BBD is not cancerous, but it can raise the risk of developing breast cancer.

Women with BBD may have lumps or tender spots that turn out to be fibrous tissue and/or cysts, or possibly conditions, such as hyperplasia, which is an overgrowth of the cells that line the ducts in the glandular breast tissue.

For the study, titled “Vegetable Protein And Vegetable Fat Intakes In Pre-Adolescent And Adolescent Girls, And Risk For Benign Breast Disease In Young Women,’’ researchers examined the eating habits of 9,039 females, ages 9 to 15 in 1996, who completed food frequency questionnaires each year through 2001, and then again in 2003, 2005, 2007 and 2010.

Beginning in 2005, the women in the group who had reached ages 18 to 30 reported whether they had ever been diagnosed with BBD that was confirmed by breast biopsy.

Researchers then compared the data sets and found that those women who had eaten peanut butter or nuts twice a week in adolescence were 39 percent less likely than peers who never ate those foods to receive a diagnosis for benign breast disease.

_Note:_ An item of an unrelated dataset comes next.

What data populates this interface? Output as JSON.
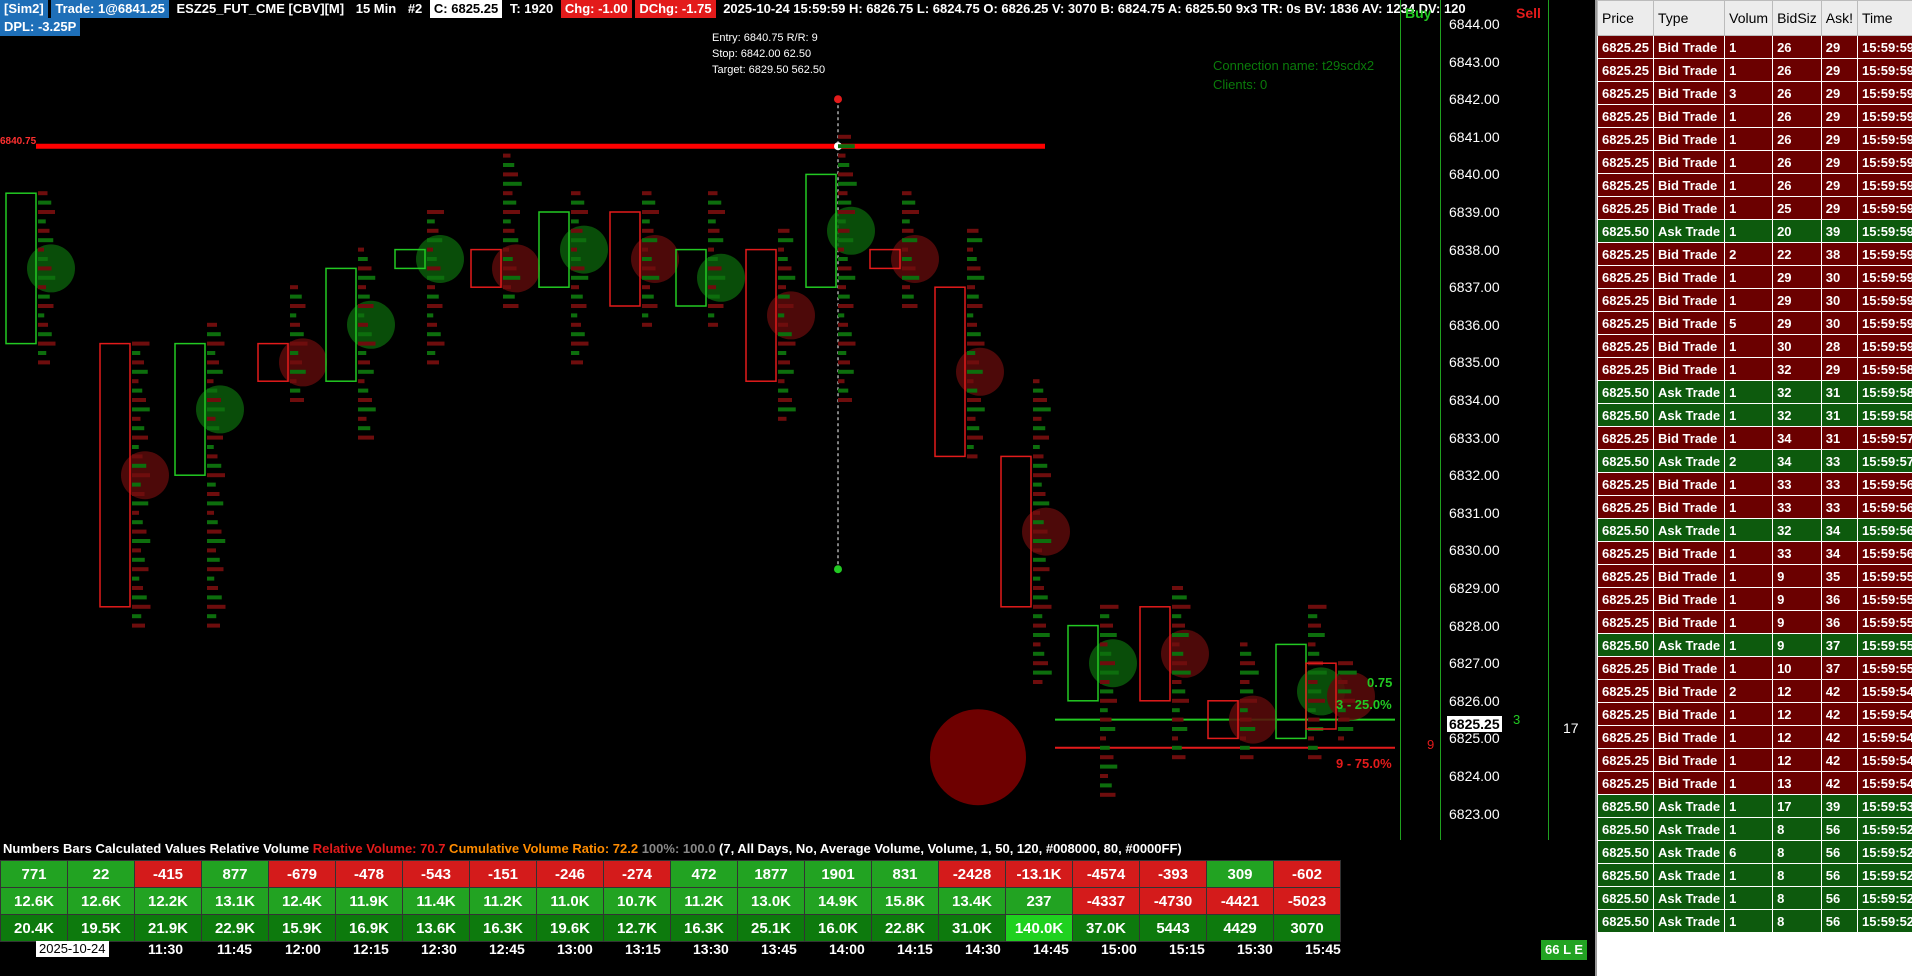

The data suggests that foods such as soy and other beans and lentils and corn also may reduce a woman’s risk of benign breast disease.

But because those foods were not as common as peanut butter and nuts in the diets of the girls who participated in the study, the evidence for the effects of these foods was not as strong.

Among the findings highlighted by the research:

  • A daily serving of any one of these was associated with a lower risk of BBD;
  • Peanut butter (and nuts) at age 11 was associated with reduced risk of BBD;
  • In analyses of diets at age 14, vegetable protein was associated with lower BBD risk. And a daily serving at age 14 of any one of the foods was associated with lower risk.

The report’s findings echo results of previous research into adolescent diets, as recalled in adulthood, which also found lower risk for BBD with higher intake of vegetable fat and nuts during high school.

But this is the first study to use more reliable evidence by comparing data recorded during adolescence and followed up with cases of diagnosed disease in adulthood — as opposed to having women recall what they ate when they were in high school.